The Rice 2.3 methods Component#getComponentsForLifecycle() and Component#getComponentPrototypes(), and their counterparts in the LayoutManager interface, have been removal in favor of a reflection-based approach.
In building a tree for processing the UIF component lifecycle, all bean properties that meet one of the following criteria will be considered:

  1. LifecycleElement is assignable from the property type
  2. List is assignable from the property type, and LifecycleElement is assignable from the property type.
  3. Map is assignable from the property type, and LifecycleElement is assignable from the map value type.
  4. The property has an array type, and LifecycleElement is assignable from the component type.

To get a mapping from bean property path to nested element for a lifecycle component, ViewLifecycleUtils#getComponentsForLifecycle() may be used. There is no longer a separate #getComponentPrototypes() method – instead ViewLifecycleUtils#getComponentsForLifecycle(UifConstants.ViewPhase.INITIALIZE) will return both lifecycle elements and "prototypes".
To prevent a property from being included in the lifecycle, use @LifecycleRestriction on the read method. Note that @LifecycleRestriction(UifConstants.ViewPhase.INITIALIZE) is equivalent to including a property in the #getComponentPrototypes() method in Rice 2.3.

View Lifecycle Tree Traversal

Path expressions are now used throughout the view lifecycle for referring to specific components by location relative to the view. The "viewPath" bean property on each lifecycle element refers to the path to the element relative to the view; the "parentPath" bean property refers to the path to the element relative to its parent node in the lifecycle tree. The view has a path of "".
These paths may be resolved using ObjectPropertyUtils.getPropertyValue(), and are equivalent to Spring BeanWrapper property expressions.

Lifecycle Element Interfaces

To facilitate more flexible use of proxy features, specifically @DelayedCopy, many of the component classes delivered with Rice 2.3 have been converted to an interface and base class.

  • Group
  • PageGroup
  • CollectionGroup
  • DataField
  • InputField
  • GridLayoutManager
  • LayoutManager
  • StackedLayoutManager
  • TableLayoutManager

All original methods from these components have been replicated on the interface, and the default base implementations all function the same as they had prior to this change.

Post metadata

In Rice 2.3 view lifecycle data was retained between requests as the "postedView" property on the form. However, this led to a potentially large memory footprint remaining in session.
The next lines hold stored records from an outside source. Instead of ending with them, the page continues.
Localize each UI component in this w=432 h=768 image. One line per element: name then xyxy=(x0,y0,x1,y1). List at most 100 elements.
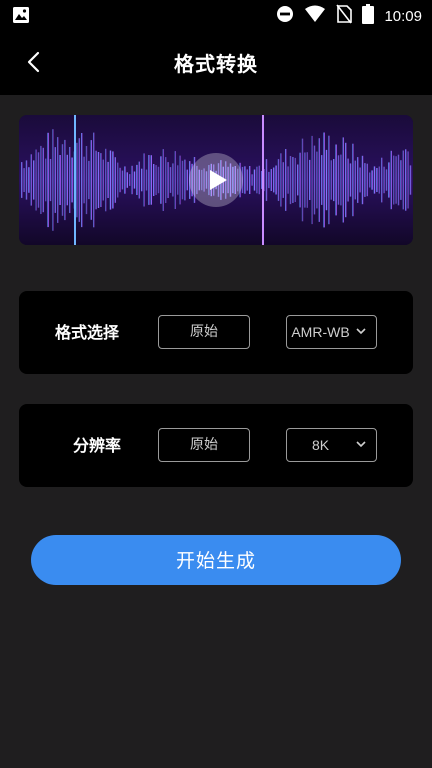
waveform-bar xyxy=(174,151,176,209)
waveform-bar xyxy=(37,152,40,208)
start-generate-button[interactable]: 开始生成 xyxy=(31,535,401,585)
resolution-dropdown[interactable]: 8K xyxy=(286,428,377,462)
waveform-bar xyxy=(165,157,167,203)
waveform-bar xyxy=(294,157,296,202)
waveform-bar xyxy=(157,166,160,194)
waveform-marker xyxy=(74,115,76,245)
play-button[interactable] xyxy=(189,153,243,207)
format-dropdown[interactable]: AMR-WB xyxy=(286,315,377,349)
chevron-down-icon xyxy=(356,328,366,335)
waveform-bar xyxy=(59,155,61,205)
waveform-bar xyxy=(136,164,138,195)
app-bar: 格式转换 xyxy=(0,30,432,95)
waveform-bar xyxy=(313,145,316,215)
waveform-bar xyxy=(131,165,133,195)
waveform-bar xyxy=(337,155,340,205)
waveform-bar xyxy=(265,159,268,201)
waveform-bar xyxy=(107,161,109,198)
waveform-bar xyxy=(347,158,349,202)
waveform-bar xyxy=(28,167,30,193)
audio-waveform[interactable] xyxy=(19,115,413,245)
waveform-bar xyxy=(289,156,292,205)
waveform-bar xyxy=(88,160,90,200)
waveform-bar xyxy=(109,150,112,210)
waveform-bar xyxy=(76,142,78,218)
waveform-bar xyxy=(273,167,275,193)
waveform-bar xyxy=(169,167,172,193)
waveform-bar xyxy=(40,145,42,214)
waveform-bar xyxy=(251,174,253,186)
format-row: 格式选择 原始 AMR-WB xyxy=(19,291,413,374)
waveform-bar xyxy=(21,162,23,198)
waveform-bar xyxy=(397,154,400,206)
waveform-bar xyxy=(133,171,136,189)
waveform-bar xyxy=(150,155,152,205)
waveform-bar xyxy=(345,142,347,218)
waveform-bar xyxy=(282,162,284,198)
waveform-bar xyxy=(246,169,248,191)
format-source-box: 原始 xyxy=(158,315,250,349)
waveform-bar xyxy=(117,162,119,198)
waveform-bar xyxy=(102,159,104,201)
waveform-bar xyxy=(316,151,318,209)
waveform-bar xyxy=(297,164,299,196)
battery-icon xyxy=(362,4,375,28)
waveform-bar xyxy=(349,163,352,197)
waveform-bar xyxy=(25,160,28,200)
waveform-bar xyxy=(57,137,59,223)
waveform-bar xyxy=(383,166,385,194)
waveform-bar xyxy=(292,157,294,203)
waveform-bar xyxy=(306,152,308,208)
waveform-bar xyxy=(369,172,371,188)
waveform-bar xyxy=(35,149,37,211)
format-selected-value: AMR-WB xyxy=(291,324,350,340)
waveform-bar xyxy=(52,129,54,231)
waveform-bar xyxy=(405,149,407,211)
do-not-disturb-icon xyxy=(276,5,294,27)
waveform-bar xyxy=(299,152,301,208)
waveform-bar xyxy=(33,160,35,200)
waveform-bar xyxy=(177,165,179,195)
waveform-bar xyxy=(167,162,169,198)
waveform-bar xyxy=(95,150,97,210)
waveform-bar xyxy=(277,159,280,201)
waveform-bar xyxy=(93,132,95,228)
waveform-bar xyxy=(186,169,188,191)
waveform-bar xyxy=(328,135,330,225)
waveform-bar xyxy=(352,143,354,217)
waveform-bar xyxy=(381,157,383,203)
waveform-bar xyxy=(49,159,52,202)
status-bar: 10:09 xyxy=(0,0,432,30)
waveform-bar xyxy=(340,154,342,206)
waveform-bar xyxy=(364,163,366,197)
waveform-bar xyxy=(244,166,246,194)
waveform-bar xyxy=(390,150,392,210)
waveform-bar xyxy=(301,138,304,222)
page-title: 格式转换 xyxy=(174,52,258,76)
waveform-bar xyxy=(333,159,335,202)
waveform-bar xyxy=(407,151,409,209)
waveform-bar xyxy=(172,163,174,197)
waveform-bar xyxy=(97,152,100,208)
waveform-bar xyxy=(61,144,64,216)
waveform-bar xyxy=(126,172,128,188)
waveform-bar xyxy=(361,155,364,205)
waveform-bar xyxy=(121,170,124,190)
waveform-bar xyxy=(179,155,181,205)
waveform-bar xyxy=(78,138,80,222)
waveform-bar xyxy=(148,155,150,205)
waveform-bar xyxy=(112,151,114,209)
waveform-bar xyxy=(359,167,361,193)
waveform-bar xyxy=(393,155,395,205)
waveform-bar xyxy=(69,147,71,213)
waveform-bar xyxy=(330,160,332,200)
waveform-bar xyxy=(323,132,325,228)
format-label: 格式选择 xyxy=(55,323,120,342)
waveform-bar xyxy=(162,149,164,211)
waveform-bar xyxy=(342,137,344,223)
waveform-bar xyxy=(64,139,66,221)
waveform-bar xyxy=(100,153,102,207)
waveform-bar xyxy=(318,138,320,222)
waveform-bar xyxy=(54,147,56,213)
waveform-bar xyxy=(270,169,272,191)
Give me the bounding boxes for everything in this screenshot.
To remedy this scenario, view state data retained between requests is now stored in a key/value structure accessible through via the ViewPostMetadata class.
ViewPostMetdata is accessible from the form view the "viewPostMetadata" bean property, and also during the lifecycle by calling ViewLifecycle#getViewPostMetadata(). Keyed data attached to ViewPostMetadata or its composed ComponentPostMetadata objects will be retained in the user's session between requests. This consideration requires the developer to be very specific about which data are retained.
Common post metadata constants may be found in UifConstants.PostMetdata.